The Russian emerged smelling of something more pungent than roses. “My God!” he said. “We didn’t know if you’d gotten away or not! We thought they might have killed you!”
“They gave it a good shot.” He glanced at the wristwatch. It was creeping up on one o’clock. “What’s the date?”
“Hell if I know!” Lazaris answered.
But Chesna had kept count of their
twice-daily feedings. “It’s too late, Michael,” she said, “You’ve been gone for fifteen days.”
He stared at her, uncomprehending.
“Today is the sixth of June,” she went on. “It’s too late.”
Too late. The words had teeth.
“Yesterday was D day,” Chesna said. She felt a little light-headed, and had to grasp hold of his shoulder. For the last twenty-four hours particularly, her nerves had been worn to a frazzle. “It’s all over by now.”
“No!” He shook his head, refusing to believe it. “You’re wrong! I couldn’t have been a… couldn’t have been gone that long!”
“I’m not wrong.” She held his wrist and looked at the watch. “It’s been the sixth of June for one hour and two minutes.”
“We’ve got to find out what’s going on. There must be a radio room here somewhere.”
“There is,” Lazaris said. “It’s in a building over by the fuel tanks.” He explained to Michael that he had been forced to work along with some other slave laborers to unclog an overflowing cesspool near the soldiers’ barracks, which accounted for the reek of his clothes. While up to his waist in shit, he’d been able to gather information about the plant from his fellow laborers. Hildebrand, for instance, lived in his lab, which was at the center of the plant near the chimney. The huge fuel tanks held oil to heat the buildings during the long winter months. The slave laborers were kept in another barracks not far from the soldiers’ quarters. And, Lazaris said, there was an armory in case of partisan attack, but exactly where that was he didn’t know.

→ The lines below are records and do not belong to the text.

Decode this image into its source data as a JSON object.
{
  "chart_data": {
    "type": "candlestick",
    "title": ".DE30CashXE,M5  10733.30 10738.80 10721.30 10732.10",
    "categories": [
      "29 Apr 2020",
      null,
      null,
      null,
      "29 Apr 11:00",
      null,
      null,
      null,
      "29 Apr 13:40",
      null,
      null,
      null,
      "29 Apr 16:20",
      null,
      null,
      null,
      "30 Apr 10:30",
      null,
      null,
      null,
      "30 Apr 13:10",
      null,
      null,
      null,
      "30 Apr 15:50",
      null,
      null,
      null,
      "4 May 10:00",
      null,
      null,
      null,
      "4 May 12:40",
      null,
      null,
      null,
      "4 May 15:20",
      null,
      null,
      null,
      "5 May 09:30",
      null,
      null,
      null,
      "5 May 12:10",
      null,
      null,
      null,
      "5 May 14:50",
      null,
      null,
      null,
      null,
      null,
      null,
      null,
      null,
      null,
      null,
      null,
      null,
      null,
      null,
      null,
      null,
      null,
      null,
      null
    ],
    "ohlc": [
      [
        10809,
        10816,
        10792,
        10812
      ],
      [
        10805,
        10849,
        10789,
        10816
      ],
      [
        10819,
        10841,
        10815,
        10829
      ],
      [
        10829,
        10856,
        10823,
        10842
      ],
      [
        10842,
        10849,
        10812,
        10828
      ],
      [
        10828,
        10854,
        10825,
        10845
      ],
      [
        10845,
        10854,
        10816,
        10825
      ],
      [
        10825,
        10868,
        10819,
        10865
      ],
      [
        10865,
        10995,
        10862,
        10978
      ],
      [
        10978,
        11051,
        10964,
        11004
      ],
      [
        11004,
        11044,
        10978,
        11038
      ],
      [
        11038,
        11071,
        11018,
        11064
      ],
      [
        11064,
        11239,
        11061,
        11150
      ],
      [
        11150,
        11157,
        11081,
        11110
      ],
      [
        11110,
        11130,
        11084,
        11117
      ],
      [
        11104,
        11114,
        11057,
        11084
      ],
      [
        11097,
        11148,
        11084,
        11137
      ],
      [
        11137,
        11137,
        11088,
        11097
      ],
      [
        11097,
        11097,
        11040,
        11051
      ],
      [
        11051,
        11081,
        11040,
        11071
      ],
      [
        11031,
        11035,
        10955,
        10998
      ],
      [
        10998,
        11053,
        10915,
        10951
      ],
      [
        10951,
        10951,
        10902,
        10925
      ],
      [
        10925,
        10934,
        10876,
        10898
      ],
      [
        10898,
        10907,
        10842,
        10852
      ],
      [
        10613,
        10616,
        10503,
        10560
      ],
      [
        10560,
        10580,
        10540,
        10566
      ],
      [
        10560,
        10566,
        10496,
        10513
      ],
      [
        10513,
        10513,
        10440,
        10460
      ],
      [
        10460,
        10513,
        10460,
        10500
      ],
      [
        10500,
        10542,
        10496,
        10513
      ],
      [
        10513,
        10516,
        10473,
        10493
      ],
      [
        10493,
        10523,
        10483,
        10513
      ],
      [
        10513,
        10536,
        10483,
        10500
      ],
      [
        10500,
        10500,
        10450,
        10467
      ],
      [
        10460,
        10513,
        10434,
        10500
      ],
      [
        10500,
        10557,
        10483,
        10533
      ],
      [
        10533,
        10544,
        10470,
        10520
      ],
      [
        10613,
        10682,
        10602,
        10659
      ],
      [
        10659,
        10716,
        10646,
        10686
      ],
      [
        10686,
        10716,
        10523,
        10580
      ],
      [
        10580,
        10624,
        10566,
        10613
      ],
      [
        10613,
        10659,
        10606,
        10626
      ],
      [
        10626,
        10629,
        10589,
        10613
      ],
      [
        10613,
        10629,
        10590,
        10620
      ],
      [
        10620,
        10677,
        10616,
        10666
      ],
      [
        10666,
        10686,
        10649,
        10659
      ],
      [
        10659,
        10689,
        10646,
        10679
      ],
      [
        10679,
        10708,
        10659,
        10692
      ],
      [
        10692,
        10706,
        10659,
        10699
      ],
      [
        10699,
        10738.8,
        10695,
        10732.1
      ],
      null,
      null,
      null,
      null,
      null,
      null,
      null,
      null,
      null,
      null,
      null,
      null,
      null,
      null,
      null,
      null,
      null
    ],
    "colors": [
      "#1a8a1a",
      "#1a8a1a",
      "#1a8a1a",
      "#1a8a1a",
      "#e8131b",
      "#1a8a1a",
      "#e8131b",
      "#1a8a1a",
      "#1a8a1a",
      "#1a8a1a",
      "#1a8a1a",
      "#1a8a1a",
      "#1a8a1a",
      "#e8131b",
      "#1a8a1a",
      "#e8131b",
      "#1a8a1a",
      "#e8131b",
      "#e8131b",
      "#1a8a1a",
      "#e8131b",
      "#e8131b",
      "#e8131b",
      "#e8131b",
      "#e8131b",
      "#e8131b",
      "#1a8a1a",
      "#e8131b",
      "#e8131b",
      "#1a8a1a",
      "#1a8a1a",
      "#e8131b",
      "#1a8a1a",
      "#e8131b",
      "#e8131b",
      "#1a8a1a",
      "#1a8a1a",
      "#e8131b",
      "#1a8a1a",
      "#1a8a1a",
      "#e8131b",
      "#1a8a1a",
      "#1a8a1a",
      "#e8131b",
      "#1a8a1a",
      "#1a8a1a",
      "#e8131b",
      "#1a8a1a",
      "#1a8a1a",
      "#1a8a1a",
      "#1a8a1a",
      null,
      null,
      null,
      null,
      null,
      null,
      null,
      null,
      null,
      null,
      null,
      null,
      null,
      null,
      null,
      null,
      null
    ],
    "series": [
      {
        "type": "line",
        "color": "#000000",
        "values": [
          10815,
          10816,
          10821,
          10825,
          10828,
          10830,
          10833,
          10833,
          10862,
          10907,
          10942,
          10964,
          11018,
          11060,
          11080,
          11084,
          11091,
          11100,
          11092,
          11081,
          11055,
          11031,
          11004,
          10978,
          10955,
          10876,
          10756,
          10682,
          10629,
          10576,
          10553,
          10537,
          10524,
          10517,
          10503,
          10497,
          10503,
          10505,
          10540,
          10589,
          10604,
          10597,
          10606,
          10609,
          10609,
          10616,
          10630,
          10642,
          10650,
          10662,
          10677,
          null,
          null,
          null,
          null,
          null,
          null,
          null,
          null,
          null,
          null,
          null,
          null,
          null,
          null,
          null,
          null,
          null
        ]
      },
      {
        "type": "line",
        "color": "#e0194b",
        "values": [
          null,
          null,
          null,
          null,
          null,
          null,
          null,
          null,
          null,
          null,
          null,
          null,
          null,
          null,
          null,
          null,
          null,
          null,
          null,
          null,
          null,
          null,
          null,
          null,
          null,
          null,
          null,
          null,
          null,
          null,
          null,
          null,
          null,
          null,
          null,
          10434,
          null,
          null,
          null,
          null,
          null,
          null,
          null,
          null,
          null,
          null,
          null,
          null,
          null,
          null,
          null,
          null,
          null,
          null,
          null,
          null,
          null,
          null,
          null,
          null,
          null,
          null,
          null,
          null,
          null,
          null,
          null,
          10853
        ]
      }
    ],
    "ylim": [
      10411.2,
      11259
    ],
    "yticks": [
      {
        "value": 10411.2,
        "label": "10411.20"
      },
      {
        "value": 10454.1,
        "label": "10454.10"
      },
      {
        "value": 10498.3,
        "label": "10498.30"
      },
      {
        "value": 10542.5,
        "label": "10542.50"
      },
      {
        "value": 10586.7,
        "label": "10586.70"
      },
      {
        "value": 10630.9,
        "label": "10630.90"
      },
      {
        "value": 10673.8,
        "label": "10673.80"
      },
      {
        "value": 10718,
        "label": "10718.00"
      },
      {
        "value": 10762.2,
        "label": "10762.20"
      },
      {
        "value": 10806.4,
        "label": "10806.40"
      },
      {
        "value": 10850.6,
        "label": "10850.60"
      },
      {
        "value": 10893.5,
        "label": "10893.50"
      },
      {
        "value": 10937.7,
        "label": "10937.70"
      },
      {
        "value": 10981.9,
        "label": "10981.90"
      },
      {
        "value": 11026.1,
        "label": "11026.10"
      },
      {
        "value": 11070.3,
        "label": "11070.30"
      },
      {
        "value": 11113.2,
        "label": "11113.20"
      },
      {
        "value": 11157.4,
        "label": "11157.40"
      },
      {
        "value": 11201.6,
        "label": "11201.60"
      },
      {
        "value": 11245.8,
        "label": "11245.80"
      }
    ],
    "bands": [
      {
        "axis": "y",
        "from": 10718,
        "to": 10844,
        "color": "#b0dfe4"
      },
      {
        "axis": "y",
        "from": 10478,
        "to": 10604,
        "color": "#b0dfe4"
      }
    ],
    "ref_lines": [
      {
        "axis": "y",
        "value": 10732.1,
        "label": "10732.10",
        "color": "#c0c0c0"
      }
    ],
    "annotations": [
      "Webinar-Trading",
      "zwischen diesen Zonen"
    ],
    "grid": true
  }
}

“Can you get in that man’s clothes?” Michael asked Lazaris, once they were back to where the guard lay sprawled. Lazaris said he’d give it a try. Chesna went through the desk, and found a Luger and bullets. In another few moments Lazaris was in a Nazi uniform, the shirt taut at his shoulders and the trousers drooping around his legs. He pulled the belt to its last notch. At least the guard’s flat-brimmed cap fit. Lazaris still wore the boots that had been issued to him when they’d left Germany, though they were encrusted with indelicacies.